BoRa przed wyruszeniem nad jeziorko              Nad j. Turkusowym

Drzewo              Jeziorko z drugiej strony
Okrążając jeziorko z lewej strony (od parkingu), najpierw wspięliśmy się na pięknie ukazujący Jezioro Turkusowe z drugiej strony punkt widokowy , a następnie zapierające dech w piersiach – rozlewisko wstecznej delty Świny – punkt widokowy Wzgórze Zielonka. Ścierają się tu wpływy wód słodkich i słonych, a podczas sztormów wody słone -cofając się -zalewają niezamieszkane wysepki (jest tu ich podobno łącznie 44!)

Tablica            Uważnie analizuję sytuację

BoRa w V            Ale fajna delta. Wsteczna
Jadąc w dół ze wzgórza dotarliśmy do grodziska w Lubinie, gdzie trwają wciąż prace archeologiczne przy ruinach : http://www.grodziskolubin…?site=grodzisko
Wstęp jest płatny 4 zł, na miejscu jest bar. Także i stąd rozciąga się piękna panorama na Zalew oraz rozlewiska Świny.
Po powrocie na kemping zapadła decyzja o wyjeździe do Świnoujścia.

Do miasta dostaliśmy się promem dla „niemieszkańców”, obyło się bez oczekiwania, bo akurat stał i na nas czekał.

Płyniemy do Świnoujścia              Trochę wieje

W mieście rozlokowaliśmy się na kempingu „Relax” przy ul. Słowackiego 1, także i ten okazał się być przyjaznym. Będąc bardzo głodni, po zasięgnięciu języka w recepcji – skierowaliśmy swe kroki do polecanej przez recepcjonistkę pizzerii „Da Grasso” (na razie przeszła mi chęć na rybkę).
Ową pizzerię teraz także i ja mogę z czystym sumieniem polecić.
Najedzeni, zwiedziliśmy niemały fragment portu, ostatecznie kończąc ten intensywny w doznania estetyczno-kulinarne dzień w knajpce „Kejabar”.

Jest tęcza                BoRa czaruje fontannę

W niedzielę postanowiliśmy zobaczyć plaże u naszych zachodnich sąsiadów.
Z trzech, praktycznie połączonych ze sobą miejscowości (Seebad Ahlbeck, Seebad Heringsdorf i Seebad Bansin), zdecydowanie najładniejsza jest ta pierwsza, ale w każdej z nich jest molo, szerokie, czyste plaże i duża liczba drewnianych wejść na plaże.

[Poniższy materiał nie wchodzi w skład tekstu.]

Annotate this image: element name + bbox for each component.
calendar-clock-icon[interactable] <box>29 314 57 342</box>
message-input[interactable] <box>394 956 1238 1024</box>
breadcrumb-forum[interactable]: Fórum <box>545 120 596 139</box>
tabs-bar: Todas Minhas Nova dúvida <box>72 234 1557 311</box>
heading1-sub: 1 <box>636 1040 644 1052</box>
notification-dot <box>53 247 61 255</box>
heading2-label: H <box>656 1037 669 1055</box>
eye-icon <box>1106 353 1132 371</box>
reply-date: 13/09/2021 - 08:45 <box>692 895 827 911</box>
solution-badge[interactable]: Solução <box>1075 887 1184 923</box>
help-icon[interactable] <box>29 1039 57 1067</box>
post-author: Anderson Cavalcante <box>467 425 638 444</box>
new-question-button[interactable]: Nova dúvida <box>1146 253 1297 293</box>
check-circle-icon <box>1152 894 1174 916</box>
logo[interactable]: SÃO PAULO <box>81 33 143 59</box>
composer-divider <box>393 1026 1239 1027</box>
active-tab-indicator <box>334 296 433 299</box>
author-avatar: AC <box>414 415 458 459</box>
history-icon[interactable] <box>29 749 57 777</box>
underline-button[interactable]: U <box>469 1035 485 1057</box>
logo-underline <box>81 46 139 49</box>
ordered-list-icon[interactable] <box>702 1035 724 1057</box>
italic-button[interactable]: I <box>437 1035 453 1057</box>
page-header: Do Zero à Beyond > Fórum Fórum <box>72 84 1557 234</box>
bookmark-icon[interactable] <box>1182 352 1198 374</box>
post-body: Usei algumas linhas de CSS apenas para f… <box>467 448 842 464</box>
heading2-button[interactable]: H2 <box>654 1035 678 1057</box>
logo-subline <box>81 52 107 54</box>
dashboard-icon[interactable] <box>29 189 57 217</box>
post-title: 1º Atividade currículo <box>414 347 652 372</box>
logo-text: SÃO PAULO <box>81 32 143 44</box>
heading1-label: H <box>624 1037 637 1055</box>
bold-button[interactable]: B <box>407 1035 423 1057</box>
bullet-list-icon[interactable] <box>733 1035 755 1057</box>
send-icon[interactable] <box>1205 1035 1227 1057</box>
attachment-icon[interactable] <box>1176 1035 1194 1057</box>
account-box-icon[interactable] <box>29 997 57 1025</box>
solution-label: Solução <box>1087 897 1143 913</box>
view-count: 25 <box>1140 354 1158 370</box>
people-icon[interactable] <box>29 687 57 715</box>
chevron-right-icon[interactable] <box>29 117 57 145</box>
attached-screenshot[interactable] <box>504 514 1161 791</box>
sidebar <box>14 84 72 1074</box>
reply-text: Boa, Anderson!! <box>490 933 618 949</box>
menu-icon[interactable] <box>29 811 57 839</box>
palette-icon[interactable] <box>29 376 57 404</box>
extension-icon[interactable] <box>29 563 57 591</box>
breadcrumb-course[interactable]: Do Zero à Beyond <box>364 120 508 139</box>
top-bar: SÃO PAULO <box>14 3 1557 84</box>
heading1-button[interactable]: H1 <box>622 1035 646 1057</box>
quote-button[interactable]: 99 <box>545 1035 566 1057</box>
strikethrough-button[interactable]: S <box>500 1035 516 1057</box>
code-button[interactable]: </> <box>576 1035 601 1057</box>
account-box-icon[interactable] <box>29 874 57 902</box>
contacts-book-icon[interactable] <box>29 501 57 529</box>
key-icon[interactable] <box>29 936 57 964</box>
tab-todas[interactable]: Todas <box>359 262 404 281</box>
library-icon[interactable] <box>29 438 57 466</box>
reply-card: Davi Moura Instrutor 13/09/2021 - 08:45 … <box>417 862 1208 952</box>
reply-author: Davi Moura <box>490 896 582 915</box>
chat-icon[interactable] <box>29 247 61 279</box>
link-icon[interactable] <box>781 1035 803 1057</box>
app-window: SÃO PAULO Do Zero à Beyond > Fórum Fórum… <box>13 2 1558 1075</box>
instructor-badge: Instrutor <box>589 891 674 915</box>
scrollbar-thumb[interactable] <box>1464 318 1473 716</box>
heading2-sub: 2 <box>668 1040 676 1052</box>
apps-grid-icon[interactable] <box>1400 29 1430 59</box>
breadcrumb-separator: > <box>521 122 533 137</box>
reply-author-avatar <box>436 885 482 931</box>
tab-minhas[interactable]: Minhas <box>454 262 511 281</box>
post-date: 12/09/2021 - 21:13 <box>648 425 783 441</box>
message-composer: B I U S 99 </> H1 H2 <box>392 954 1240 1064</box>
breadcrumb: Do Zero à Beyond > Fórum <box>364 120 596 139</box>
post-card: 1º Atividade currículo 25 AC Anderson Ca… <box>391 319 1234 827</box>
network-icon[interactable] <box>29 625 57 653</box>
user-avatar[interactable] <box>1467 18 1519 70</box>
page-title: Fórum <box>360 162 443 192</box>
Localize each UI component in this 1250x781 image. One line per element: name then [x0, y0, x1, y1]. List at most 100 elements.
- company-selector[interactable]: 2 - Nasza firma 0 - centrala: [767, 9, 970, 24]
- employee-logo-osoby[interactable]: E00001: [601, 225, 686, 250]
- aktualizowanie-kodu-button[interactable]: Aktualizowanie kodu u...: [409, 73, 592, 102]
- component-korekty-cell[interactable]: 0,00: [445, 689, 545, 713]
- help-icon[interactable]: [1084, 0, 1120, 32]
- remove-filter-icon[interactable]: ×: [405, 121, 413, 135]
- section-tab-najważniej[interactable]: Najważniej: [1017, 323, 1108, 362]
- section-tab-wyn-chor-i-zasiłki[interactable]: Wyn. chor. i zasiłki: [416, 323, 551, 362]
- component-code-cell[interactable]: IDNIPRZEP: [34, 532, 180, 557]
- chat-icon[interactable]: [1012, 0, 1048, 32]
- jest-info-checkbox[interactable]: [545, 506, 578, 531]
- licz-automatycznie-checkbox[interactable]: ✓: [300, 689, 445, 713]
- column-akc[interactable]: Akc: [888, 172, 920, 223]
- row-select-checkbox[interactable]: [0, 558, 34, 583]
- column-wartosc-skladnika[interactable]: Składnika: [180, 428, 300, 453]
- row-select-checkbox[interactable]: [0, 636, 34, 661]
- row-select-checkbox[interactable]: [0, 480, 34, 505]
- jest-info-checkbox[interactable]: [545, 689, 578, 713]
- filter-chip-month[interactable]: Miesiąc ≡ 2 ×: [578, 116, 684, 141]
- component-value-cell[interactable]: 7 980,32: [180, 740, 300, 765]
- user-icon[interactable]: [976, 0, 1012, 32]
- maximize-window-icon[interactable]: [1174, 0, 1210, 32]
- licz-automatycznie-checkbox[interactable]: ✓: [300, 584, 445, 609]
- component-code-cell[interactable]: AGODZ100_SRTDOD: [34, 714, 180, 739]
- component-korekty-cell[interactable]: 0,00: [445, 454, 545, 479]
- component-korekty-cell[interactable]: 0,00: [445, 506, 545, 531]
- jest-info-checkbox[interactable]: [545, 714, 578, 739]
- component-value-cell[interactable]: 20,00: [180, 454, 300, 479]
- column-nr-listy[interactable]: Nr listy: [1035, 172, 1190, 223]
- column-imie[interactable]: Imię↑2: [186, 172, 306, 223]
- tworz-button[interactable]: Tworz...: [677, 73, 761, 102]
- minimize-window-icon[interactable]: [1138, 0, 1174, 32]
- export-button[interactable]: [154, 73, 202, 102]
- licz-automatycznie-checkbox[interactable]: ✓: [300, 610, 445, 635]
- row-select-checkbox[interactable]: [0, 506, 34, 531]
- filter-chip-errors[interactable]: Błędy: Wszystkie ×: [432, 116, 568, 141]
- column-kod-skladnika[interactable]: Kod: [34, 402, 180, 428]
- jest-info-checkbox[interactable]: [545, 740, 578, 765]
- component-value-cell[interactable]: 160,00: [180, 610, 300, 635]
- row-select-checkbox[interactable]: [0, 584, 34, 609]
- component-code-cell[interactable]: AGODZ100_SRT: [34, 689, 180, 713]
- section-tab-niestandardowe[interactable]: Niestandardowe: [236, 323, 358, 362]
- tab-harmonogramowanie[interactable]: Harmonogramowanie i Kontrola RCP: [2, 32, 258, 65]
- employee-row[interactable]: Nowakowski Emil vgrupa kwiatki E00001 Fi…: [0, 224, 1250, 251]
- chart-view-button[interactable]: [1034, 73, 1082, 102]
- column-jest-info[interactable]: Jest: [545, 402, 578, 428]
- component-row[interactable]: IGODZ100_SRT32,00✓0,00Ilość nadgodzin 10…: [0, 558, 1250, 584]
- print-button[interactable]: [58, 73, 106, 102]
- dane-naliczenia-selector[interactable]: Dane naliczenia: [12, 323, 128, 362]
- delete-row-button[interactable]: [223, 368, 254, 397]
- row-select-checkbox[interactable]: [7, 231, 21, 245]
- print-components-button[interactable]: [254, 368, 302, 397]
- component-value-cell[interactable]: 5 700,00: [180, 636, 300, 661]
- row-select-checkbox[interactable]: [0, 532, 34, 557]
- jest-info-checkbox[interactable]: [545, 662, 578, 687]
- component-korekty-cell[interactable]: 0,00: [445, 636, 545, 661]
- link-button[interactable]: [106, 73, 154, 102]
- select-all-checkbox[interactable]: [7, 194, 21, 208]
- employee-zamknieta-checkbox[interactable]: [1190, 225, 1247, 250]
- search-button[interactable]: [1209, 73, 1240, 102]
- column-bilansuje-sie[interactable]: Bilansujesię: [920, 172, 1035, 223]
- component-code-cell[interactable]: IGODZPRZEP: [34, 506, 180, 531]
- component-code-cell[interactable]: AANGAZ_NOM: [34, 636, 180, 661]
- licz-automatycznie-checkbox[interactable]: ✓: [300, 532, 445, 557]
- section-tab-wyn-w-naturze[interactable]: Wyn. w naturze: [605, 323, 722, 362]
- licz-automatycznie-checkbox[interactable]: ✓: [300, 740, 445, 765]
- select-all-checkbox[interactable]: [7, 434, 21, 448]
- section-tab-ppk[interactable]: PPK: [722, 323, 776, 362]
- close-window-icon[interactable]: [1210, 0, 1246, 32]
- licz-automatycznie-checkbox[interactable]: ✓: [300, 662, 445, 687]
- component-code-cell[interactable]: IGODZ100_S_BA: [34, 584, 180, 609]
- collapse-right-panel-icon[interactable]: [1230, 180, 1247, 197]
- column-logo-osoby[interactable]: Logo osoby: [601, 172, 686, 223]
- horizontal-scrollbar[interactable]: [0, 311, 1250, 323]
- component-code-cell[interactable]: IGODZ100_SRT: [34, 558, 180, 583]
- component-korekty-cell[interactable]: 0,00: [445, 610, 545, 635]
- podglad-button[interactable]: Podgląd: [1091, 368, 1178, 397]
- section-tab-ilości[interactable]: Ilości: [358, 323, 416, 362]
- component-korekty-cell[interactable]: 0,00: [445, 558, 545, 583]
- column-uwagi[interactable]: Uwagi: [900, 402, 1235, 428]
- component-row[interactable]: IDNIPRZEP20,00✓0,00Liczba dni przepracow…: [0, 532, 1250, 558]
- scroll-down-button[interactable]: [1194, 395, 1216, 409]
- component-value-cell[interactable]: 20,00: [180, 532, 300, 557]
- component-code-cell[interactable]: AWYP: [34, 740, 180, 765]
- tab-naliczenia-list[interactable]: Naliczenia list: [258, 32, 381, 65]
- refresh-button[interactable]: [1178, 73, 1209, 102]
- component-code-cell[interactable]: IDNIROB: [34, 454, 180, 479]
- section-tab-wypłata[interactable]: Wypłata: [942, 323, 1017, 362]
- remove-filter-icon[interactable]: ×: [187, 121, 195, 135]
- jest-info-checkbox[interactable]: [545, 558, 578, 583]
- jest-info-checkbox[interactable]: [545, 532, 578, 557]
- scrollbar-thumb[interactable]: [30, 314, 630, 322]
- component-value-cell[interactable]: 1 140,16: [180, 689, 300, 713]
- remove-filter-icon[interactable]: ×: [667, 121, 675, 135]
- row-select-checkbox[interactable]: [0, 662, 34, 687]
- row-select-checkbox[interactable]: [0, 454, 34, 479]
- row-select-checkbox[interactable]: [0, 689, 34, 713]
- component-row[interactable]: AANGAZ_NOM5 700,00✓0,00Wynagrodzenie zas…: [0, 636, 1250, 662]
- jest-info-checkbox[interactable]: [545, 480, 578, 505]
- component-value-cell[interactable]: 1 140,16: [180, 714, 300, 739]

Na zachód od Świnoujścia               U sąsiadów
Po powrocie z przyjemnością stwierdziliśmy, iż Świnoujście absolutnie nie ma czego się wstydzić. Bardzo podobał nam się szeroki deptak z zadbaną roślinnością, fontanny, piękne domy. Także drewniana „alejka” wzdłuż plaży sprawia bardzo korzystne wrażenie, a i sama plaża wręcz zachęca do „leniuchowania”.
Nasze krótkie nadmorskie „rumakowanie” zakończyliśmy na słodko, konsumując wspaniałe ciacho wraz z Latte w sympatycznej kafejce.